We know about Jesus’ ministry with his disciples. His disciples were proud of Jesus, seeing many miracles and people who followed Jesus. However, different from their expectation, Jesus was arrested and died on the cross. They denied and abandoned Jesus. Finally, they ran away in fear after Jesus’ crucifixion. After Jesus’ resurrection, they were still in doubt and fearful. As we see in verse 3, “After his suffering he presented himself alive to them by many convincing proofs, appearing to them during forty days…” Imagine how they felt with the risen Christ for forty days, and what they felt when they saw that suddenly Jesus was lifted up into heaven in front of them. It just happened that Jesus was arrested, died, and taken up differently from what they expected. They might expect that risen Jesus would be with them, but suddenly he disappeared. However, the disciples were changed after Jesus’ ascension. They weren’t afraid of anything. They stayed in Jerusalem, praying and waiting for God’s promise as Jesus said, “not to leave Jerusalem, but to wait there for the promise of the Father” (Acts 1:4a). The word “Jerusalem” was the city of Israel but meant the “sanctuary.” The disciples stayed in the upper room where they had the last supper with Jesus, praying. They expected God’s work. They had nothing can do in that situation but only prayed, hoping for God’s promise, “Immanuel, God with us” (Isiah 7:14; Matthew 1:23). The Acts of the Apostles shows us how God worked through the Holy Spirit for his people who prayed at all.

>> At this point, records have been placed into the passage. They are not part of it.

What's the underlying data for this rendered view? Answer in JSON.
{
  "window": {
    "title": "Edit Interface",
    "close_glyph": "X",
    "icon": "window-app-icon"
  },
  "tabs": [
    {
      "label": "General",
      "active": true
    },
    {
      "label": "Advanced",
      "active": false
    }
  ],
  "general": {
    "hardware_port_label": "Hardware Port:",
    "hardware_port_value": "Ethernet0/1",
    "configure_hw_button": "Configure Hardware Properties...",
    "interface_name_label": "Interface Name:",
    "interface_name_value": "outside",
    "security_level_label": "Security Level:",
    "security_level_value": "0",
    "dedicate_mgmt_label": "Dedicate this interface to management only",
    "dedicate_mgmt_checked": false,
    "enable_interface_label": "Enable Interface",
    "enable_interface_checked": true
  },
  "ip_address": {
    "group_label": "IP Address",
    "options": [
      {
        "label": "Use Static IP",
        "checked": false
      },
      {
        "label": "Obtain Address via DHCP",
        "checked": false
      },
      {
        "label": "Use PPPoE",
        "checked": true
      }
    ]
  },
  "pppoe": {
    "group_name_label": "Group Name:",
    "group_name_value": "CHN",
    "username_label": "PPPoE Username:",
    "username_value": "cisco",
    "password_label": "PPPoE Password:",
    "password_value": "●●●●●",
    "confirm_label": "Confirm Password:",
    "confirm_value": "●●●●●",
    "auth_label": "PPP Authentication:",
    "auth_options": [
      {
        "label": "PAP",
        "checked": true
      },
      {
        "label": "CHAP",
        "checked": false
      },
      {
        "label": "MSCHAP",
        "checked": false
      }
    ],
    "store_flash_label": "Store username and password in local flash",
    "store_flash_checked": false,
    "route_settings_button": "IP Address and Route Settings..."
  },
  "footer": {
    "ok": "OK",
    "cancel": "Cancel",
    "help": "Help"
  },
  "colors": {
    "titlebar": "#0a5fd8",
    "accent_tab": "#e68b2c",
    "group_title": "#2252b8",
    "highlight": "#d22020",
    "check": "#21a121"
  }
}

God promised that “I will be with you” to his people who were in fear (Exodus 3:12; Joshua 1:9). As God promised, God sent us Jesus, who was the incarnated God, to be with us (Isaiah 7:14; Matthew 1:23). After Jesus’ ascension, God sent us the Holy Spirit to be with us as Jesus promised (John 16:7). We should expect God who was with Abraham, with Moses, with Joshua, with David, and with Jesus’ disciples. God is living and everlasting. When God presented to Moses, God said, “I am the God of your father, the God of Abraham, the God of Isaac, and the God of Jacob” (Exodus 3:6). That means God works for people one on one. Now, it is our turn. We can call the God of my father, the God of mine, the God of my children, and the God of my grandchildren. Specifically, use their names when you pray for your children and grandchildren. God will work for your children and grandchildren. God is the God who keeps His promise. Even though we are aging, God is still working. Even though we can’t do many things, we can pray. You may have heard this saying, “when a man works, the man works, but when a man prays, God works.” Jesus said, “If in my name you ask me for anything, I will do it” (John 14:14). We should expect God works through our prayers. Remember, Jesus said, “this kind can come out only by prayer” (Mark 9:29). Jesus also said, “Very truly, I tell you, the one who believes in me will also do the works that I do and, in fact, will do greater works than these, because I am going to the Father” (John 14:12). Thanks be to God. Amen!